Traditionally, game theory works with two assumptions: that every player is rational and acting in self-interest to maximise his or her payoff; and that each player is always reasoning strategically, considering the potential responses of the others. The first of these notions brings particular challenges when the methodology is applied in the sphere of NGOs and other non-profit organisations, Erhun believes.

With for-profit corporations, self-interest can be identified fairly uncontroversially as maximising returns. “However, non-profits are more difficult to study from an operations-management perspective,” she says. “It’s not just because agents perhaps may not behave fully rationally because they have more of an emotive attachment to their goals.

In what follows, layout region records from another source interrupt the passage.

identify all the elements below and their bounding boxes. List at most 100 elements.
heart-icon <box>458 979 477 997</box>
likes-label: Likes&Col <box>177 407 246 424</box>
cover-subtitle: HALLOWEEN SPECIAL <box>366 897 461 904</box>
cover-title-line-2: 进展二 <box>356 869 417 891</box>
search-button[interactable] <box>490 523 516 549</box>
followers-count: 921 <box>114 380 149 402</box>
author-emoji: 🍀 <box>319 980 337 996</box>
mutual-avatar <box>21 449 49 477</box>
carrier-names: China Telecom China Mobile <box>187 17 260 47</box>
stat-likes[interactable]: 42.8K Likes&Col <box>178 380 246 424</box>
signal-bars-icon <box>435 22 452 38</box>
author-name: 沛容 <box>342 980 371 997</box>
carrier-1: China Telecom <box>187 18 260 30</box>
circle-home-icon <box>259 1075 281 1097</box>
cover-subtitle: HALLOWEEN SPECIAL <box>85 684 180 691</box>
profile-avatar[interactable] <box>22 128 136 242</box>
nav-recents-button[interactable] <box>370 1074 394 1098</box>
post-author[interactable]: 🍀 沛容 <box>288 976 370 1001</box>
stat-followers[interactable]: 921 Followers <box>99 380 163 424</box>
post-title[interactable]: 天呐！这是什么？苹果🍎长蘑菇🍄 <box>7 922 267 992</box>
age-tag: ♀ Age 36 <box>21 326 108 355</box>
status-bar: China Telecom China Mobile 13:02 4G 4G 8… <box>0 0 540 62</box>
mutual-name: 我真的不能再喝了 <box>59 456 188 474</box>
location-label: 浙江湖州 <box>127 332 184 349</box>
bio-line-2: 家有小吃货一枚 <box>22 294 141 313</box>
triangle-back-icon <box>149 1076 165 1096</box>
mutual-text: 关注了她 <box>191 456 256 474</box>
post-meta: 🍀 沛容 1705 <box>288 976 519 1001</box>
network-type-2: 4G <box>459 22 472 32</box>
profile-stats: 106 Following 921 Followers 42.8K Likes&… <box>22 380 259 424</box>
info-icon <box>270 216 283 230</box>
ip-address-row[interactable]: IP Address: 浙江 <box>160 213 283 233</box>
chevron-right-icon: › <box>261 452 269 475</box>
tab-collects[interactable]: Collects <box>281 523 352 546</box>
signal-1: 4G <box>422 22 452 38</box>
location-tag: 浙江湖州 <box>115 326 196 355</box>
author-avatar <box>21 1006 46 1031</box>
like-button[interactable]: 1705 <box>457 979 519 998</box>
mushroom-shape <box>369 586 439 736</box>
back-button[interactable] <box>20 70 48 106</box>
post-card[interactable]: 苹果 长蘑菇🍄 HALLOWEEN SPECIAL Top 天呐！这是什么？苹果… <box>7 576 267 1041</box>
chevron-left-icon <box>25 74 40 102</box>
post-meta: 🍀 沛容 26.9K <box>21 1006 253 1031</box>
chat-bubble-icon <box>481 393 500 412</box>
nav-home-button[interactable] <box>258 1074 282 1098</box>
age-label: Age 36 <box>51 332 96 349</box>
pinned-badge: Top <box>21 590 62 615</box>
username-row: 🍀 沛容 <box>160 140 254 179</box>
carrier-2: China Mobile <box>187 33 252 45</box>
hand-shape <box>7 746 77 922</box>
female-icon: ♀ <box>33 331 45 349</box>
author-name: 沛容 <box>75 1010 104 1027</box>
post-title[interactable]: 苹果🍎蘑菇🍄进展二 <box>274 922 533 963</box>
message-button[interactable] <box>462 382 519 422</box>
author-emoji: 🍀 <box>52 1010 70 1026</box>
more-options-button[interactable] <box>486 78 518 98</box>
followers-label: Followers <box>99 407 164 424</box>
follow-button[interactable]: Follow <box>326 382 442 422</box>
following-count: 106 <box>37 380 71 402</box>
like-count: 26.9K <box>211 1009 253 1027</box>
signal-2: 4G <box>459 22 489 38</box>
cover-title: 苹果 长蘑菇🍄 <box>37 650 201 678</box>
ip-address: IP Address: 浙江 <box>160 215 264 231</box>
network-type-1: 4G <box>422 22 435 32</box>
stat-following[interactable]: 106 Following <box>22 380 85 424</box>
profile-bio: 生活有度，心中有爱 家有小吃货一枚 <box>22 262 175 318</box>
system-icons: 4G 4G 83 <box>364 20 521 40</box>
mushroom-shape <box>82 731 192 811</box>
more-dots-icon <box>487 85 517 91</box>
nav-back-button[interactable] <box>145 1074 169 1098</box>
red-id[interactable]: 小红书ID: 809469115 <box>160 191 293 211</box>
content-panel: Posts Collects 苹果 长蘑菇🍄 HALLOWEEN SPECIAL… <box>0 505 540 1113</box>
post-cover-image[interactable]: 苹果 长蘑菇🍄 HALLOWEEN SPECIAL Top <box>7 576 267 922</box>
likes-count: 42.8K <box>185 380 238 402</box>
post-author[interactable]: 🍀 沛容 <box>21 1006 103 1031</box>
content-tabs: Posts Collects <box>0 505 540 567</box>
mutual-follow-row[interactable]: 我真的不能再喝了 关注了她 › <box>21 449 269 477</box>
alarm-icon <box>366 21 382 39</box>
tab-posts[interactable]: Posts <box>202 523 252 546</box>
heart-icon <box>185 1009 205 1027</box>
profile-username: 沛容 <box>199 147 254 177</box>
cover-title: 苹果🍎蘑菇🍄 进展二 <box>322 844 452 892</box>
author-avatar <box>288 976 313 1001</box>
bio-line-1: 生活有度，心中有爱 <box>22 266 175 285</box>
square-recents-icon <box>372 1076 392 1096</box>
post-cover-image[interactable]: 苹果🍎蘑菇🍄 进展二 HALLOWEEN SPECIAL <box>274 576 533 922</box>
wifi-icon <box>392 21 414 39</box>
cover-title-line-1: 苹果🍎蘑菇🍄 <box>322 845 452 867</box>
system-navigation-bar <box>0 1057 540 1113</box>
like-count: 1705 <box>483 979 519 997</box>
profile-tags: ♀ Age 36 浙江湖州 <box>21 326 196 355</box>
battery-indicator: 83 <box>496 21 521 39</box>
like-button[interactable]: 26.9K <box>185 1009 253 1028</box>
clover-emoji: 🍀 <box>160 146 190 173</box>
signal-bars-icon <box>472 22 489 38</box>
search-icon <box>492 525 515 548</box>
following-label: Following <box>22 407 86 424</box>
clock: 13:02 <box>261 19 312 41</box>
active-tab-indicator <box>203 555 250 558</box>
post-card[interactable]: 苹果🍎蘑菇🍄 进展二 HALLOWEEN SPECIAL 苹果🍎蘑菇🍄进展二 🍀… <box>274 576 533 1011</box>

They may also have multiple or even conflicting objectives, and these must be taken into account.”

Despite this, she predicts that research such as “The NGO’s dilemma” could one day help to develop decision-making aids for NGOs as they seek more efficient ways to manage such activities as grant-making.

“If you’re a body like the Gates Foundation, how should you decide your fund allocation?” she says. “You need a system that can place your funds efficiently; but if you’re giving many small grants of £5,000, you don’t necessarily want to spend too much time researching every aspect of what will be delivered.

“That’s the balance that needs to be struck from the funding agency’s perspective. We could assist by providing decision-support tools that allow them to make their choices more effectively, and that could help them to avoid biases or decision traps.”